Secure infrastructure design can be a tricky proposition, but a methodical approach to planning will pay dividends in implementation. The first step is a thorough evaluation of the organization's current and potential business needs and assets, grouped by mission, capability, and requirements. The network design should support compartmentalization of information, and should allow room for expansion as the organization grows. Mission and security requirements can change rapidly and should be re-evaluated on a regular basis; once a month would not be too often. Personnel should keep abreast of industry developments: new technologies may be helpful in solving old problems. Finally, the two principles of risk management are a good yardstick for evaluating proposed changes to a mission-critical infrastructure.

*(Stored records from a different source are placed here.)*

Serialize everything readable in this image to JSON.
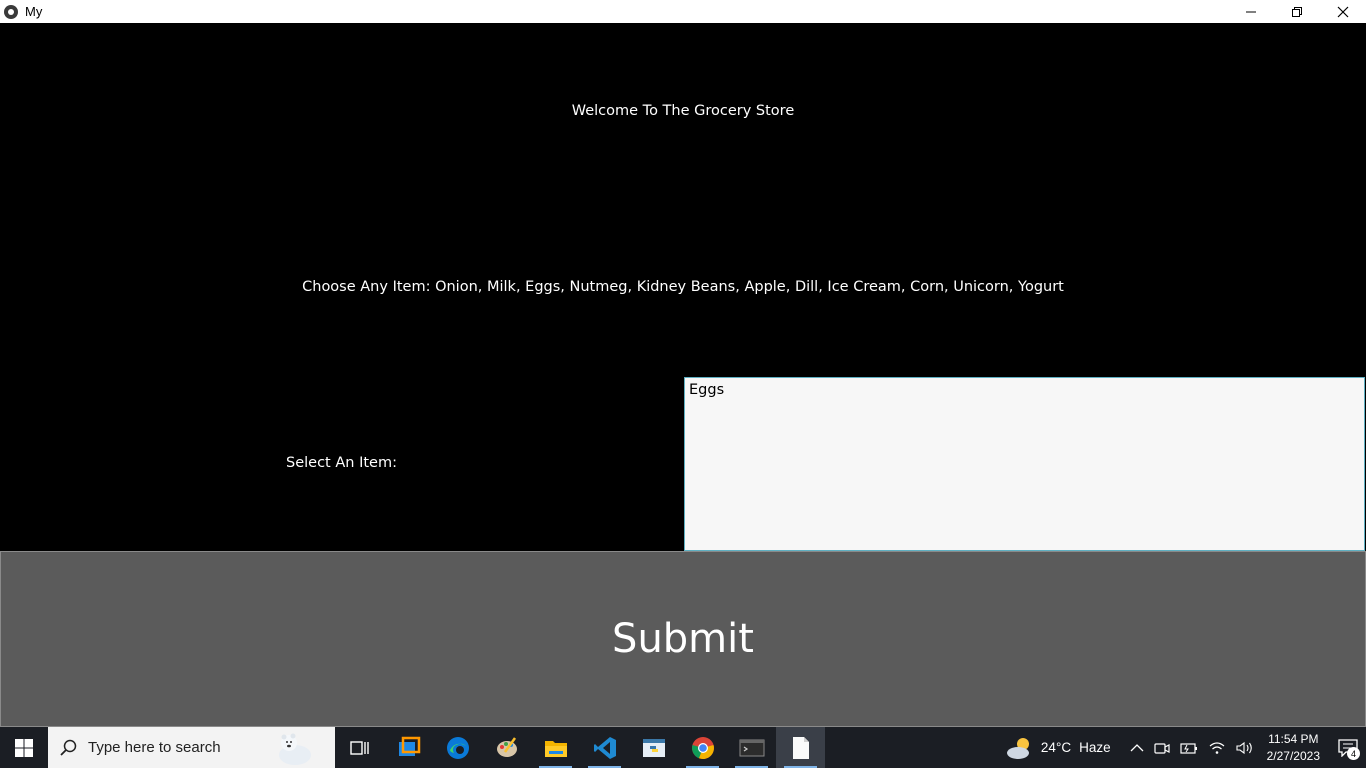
{
  "window": {
    "title": "My",
    "controls": [
      "minimize",
      "restore",
      "close"
    ]
  },
  "app": {
    "welcome_text": "Welcome To The Grocery Store",
    "choose_text": "Choose Any Item: Onion, Milk, Eggs, Nutmeg, Kidney Beans, Apple, Dill, Ice Cream, Corn, Unicorn, Yogurt",
    "select_label": "Select An Item:",
    "item_input_value": "Eggs",
    "submit_label": "Submit"
  },
  "taskbar": {
    "search_placeholder": "Type here to search",
    "pinned": [
      "task-view",
      "remote-desktop",
      "edge",
      "paint",
      "file-explorer",
      "vscode",
      "python",
      "chrome",
      "terminal",
      "notepad"
    ],
    "weather": {
      "temp": "24°C",
      "condition": "Haze"
    },
    "clock": {
      "time": "11:54 PM",
      "date": "2/27/2023"
    },
    "notifications_count": "4"
  },
  "colors": {
    "app_bg": "#000000",
    "input_bg": "#f7f7f7",
    "input_border": "#5fb0c2",
    "submit_bg": "#5b5b5b",
    "taskbar_bg": "#1b1e24"
  }
}
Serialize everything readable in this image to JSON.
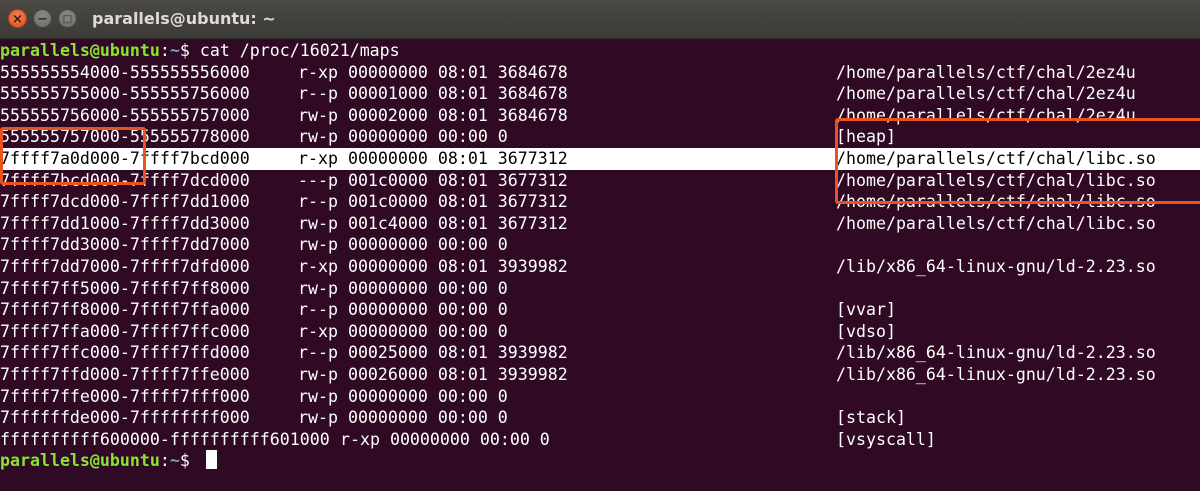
{
  "window": {
    "title": "parallels@ubuntu: ~",
    "close_glyph": "×",
    "minimize_glyph": "−",
    "maximize_glyph": "□"
  },
  "terminal": {
    "colors": {
      "background": "#300a24",
      "prompt_user": "#8ae234",
      "prompt_path": "#729fcf",
      "highlight_box": "#e8531f"
    },
    "prompt1": {
      "user": "parallels@ubuntu",
      "colon": ":",
      "path": "~",
      "symbol": "$ ",
      "command": "cat /proc/16021/maps"
    },
    "rows": [
      {
        "addr": "555555554000-555555556000",
        "perms": "r-xp 00000000 08:01 3684678",
        "path": "/home/parallels/ctf/chal/2ez4u"
      },
      {
        "addr": "555555755000-555555756000",
        "perms": "r--p 00001000 08:01 3684678",
        "path": "/home/parallels/ctf/chal/2ez4u"
      },
      {
        "addr": "555555756000-555555757000",
        "perms": "rw-p 00002000 08:01 3684678",
        "path": "/home/parallels/ctf/chal/2ez4u"
      },
      {
        "addr": "555555757000-555555778000",
        "perms": "rw-p 00000000 00:00 0",
        "path": "[heap]"
      },
      {
        "addr": "7ffff7a0d000-7ffff7bcd000",
        "perms": "r-xp 00000000 08:01 3677312",
        "path": "/home/parallels/ctf/chal/libc.so"
      },
      {
        "addr": "7ffff7bcd000-7ffff7dcd000",
        "perms": "---p 001c0000 08:01 3677312",
        "path": "/home/parallels/ctf/chal/libc.so"
      },
      {
        "addr": "7ffff7dcd000-7ffff7dd1000",
        "perms": "r--p 001c0000 08:01 3677312",
        "path": "/home/parallels/ctf/chal/libc.so"
      },
      {
        "addr": "7ffff7dd1000-7ffff7dd3000",
        "perms": "rw-p 001c4000 08:01 3677312",
        "path": "/home/parallels/ctf/chal/libc.so"
      },
      {
        "addr": "7ffff7dd3000-7ffff7dd7000",
        "perms": "rw-p 00000000 00:00 0",
        "path": ""
      },
      {
        "addr": "7ffff7dd7000-7ffff7dfd000",
        "perms": "r-xp 00000000 08:01 3939982",
        "path": "/lib/x86_64-linux-gnu/ld-2.23.so"
      },
      {
        "addr": "7ffff7ff5000-7ffff7ff8000",
        "perms": "rw-p 00000000 00:00 0",
        "path": ""
      },
      {
        "addr": "7ffff7ff8000-7ffff7ffa000",
        "perms": "r--p 00000000 00:00 0",
        "path": "[vvar]"
      },
      {
        "addr": "7ffff7ffa000-7ffff7ffc000",
        "perms": "r-xp 00000000 00:00 0",
        "path": "[vdso]"
      },
      {
        "addr": "7ffff7ffc000-7ffff7ffd000",
        "perms": "r--p 00025000 08:01 3939982",
        "path": "/lib/x86_64-linux-gnu/ld-2.23.so"
      },
      {
        "addr": "7ffff7ffd000-7ffff7ffe000",
        "perms": "rw-p 00026000 08:01 3939982",
        "path": "/lib/x86_64-linux-gnu/ld-2.23.so"
      },
      {
        "addr": "7ffff7ffe000-7ffff7fff000",
        "perms": "rw-p 00000000 00:00 0",
        "path": ""
      },
      {
        "addr": "7ffffffde000-7ffffffff000",
        "perms": "rw-p 00000000 00:00 0",
        "path": "[stack]"
      },
      {
        "addr": "ffffffffff600000-ffffffffff601000",
        "perms": "r-xp 00000000 00:00 0",
        "path": "[vsyscall]"
      }
    ],
    "selected_row": 4,
    "prompt2": {
      "user": "parallels@ubuntu",
      "colon": ":",
      "path": "~",
      "symbol": "$ "
    }
  }
}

Example of a typical Network Design for Security:
Here is a hypothetical large corporation. The mission is complex, and so is the layout of the network. Dual Internet connections provide redundancy for business continuity. Each connection has its own screening router and firewall, and the external web server is on its own appropriately filtered router interface. Behind the firewalls are the premise routers, where each workgroup is connected using its own—again, appropriately filtered—interface. This means, for example, that the chemistry group's access to the IT group's segment can be controlled in a broad fashion. Note the additional firewall between the two premise routers. This firewall controls the type of access that the upper workgroups may have to the lower workgroups' resources, and vice versa. Using a compartmented approach to the application of technology, this organization can control access to its many assets.